またスコーチ工程 では、焼き入れが不必要な製品が流動するとスコーチ工程の加熱を停止し、スコーチ工程を完全に冷却させてから製品を流動させる必要がありましたが、スコーチ工程を通らないバイパスコンベヤを新たに設けて、焼き入れ不要の製品をこのコンベヤで流動させることで、スコーチ工程の加熱、冷却の頻度を減らしました。この結果、年間約6.4MWhの削減を達成しました。

※ スコーチ工程:ディスクパッドの表面を焼き入れすることにより初期のブレーキフィーリングが良好となる。

高圧変圧器更新による省エネ

日清紡メカトロニクス(株) 浜北精機事業所では、微量PCBの含有が判明した変圧器8台の更新を機に、老朽化した高圧変電設備の更新を2019年より3期にわたって行い、2020年8月に完了しました。

今回の更新に採用した変圧器「トップランナー変圧器2014」は、省エネ法特定機器変圧器の「変圧器の性能の向上に関する製造事業者等の判断の基準等」(平成 24 年経済産業省告示 71 号)に規定する第二次判断基準の基準エネルギー消費効率以上の効率を達成した変圧器の呼称で、負荷損・無負荷損失の低減等、高い省エネ効果を発揮します。

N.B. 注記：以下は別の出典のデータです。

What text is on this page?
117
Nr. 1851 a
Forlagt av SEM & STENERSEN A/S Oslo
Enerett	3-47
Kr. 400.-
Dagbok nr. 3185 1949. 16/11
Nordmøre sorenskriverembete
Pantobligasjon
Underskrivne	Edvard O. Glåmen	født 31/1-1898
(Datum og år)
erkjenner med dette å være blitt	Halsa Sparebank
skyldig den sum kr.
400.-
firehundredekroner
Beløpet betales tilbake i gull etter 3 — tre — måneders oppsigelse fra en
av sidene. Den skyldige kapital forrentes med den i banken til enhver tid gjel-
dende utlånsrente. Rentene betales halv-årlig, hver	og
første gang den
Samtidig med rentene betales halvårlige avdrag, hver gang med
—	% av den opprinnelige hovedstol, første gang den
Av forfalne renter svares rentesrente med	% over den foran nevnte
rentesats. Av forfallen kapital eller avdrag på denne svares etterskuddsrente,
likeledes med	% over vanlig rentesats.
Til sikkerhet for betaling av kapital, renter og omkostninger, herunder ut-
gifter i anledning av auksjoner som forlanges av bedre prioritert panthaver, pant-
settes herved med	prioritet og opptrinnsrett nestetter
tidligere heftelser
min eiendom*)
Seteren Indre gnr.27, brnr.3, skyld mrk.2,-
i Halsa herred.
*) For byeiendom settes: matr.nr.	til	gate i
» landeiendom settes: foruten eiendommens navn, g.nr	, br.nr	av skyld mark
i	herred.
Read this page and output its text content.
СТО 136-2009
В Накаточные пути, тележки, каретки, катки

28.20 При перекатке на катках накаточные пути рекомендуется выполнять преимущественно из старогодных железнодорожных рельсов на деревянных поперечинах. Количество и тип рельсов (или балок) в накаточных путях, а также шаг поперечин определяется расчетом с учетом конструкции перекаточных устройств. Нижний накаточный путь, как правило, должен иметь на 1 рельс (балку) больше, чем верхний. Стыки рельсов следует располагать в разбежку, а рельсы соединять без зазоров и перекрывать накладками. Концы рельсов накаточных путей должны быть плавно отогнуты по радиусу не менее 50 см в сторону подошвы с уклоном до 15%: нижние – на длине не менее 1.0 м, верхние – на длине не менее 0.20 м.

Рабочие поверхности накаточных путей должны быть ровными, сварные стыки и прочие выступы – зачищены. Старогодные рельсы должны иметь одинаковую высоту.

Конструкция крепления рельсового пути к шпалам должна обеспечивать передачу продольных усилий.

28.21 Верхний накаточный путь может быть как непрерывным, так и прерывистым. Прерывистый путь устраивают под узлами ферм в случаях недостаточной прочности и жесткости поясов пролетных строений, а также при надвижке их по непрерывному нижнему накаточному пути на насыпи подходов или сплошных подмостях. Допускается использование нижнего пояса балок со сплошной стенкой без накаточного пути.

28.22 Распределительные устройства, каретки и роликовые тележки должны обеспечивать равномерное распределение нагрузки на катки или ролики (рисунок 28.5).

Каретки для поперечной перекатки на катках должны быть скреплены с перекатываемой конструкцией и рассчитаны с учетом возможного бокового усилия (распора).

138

今回の更新工事では、年間117.9MWh(53.87 t-CO2)の省エネができました。

ピーク電力および使用電力量削減

九州南部化成(株) 佐賀工場では、2020年9月より、使用電力量デマンド監視システムを導入し、目標電力に対する予測電力および残り時間で算出されるデマンド超過の危険度LED表示など「使用電力量の見える化」を開始しました。

運用では、各々の機械立上げ時にタイマーを活用し分散立上げを行う事により、ピーク電力値を抑え契約電力(最大需要電力=デマンド値)をミニマイズすることができました。

また省エネ活動では、生産計画の見直し集約化による製造ラインの待機時間削減や、作業エリア別に冷暖房の設定温度の見直しなどを行い、2020年9月~12月の成果として、32MWhの電力使用量が削減(2019年度比5%の削減)できました。換算値で温室効果ガス10.2 t-CO2の削減となりました。

LED照明導入による電力使用量の削減

南部化成(株) 本社・テクノセンターでは、2020年8月に1階製造エリアの水銀灯80灯をLED照明に更新しました。

1灯当たりの消費電力が400Wから120Wとなり、年間電力使用量72MWh、 温室効果ガス排出量32.8 t-CO2を削減しました。また平均照度は240luxから400luxと明るくなり、作業性も向上しました。

今回の更新により、既に更新している40W蛍光灯と合わせ、本社・テクノセンター内照明の67%の更新が完了しました。今後は2階事務エリアの蛍光灯(20W・30W)および外灯水銀灯の更新を進めていきます。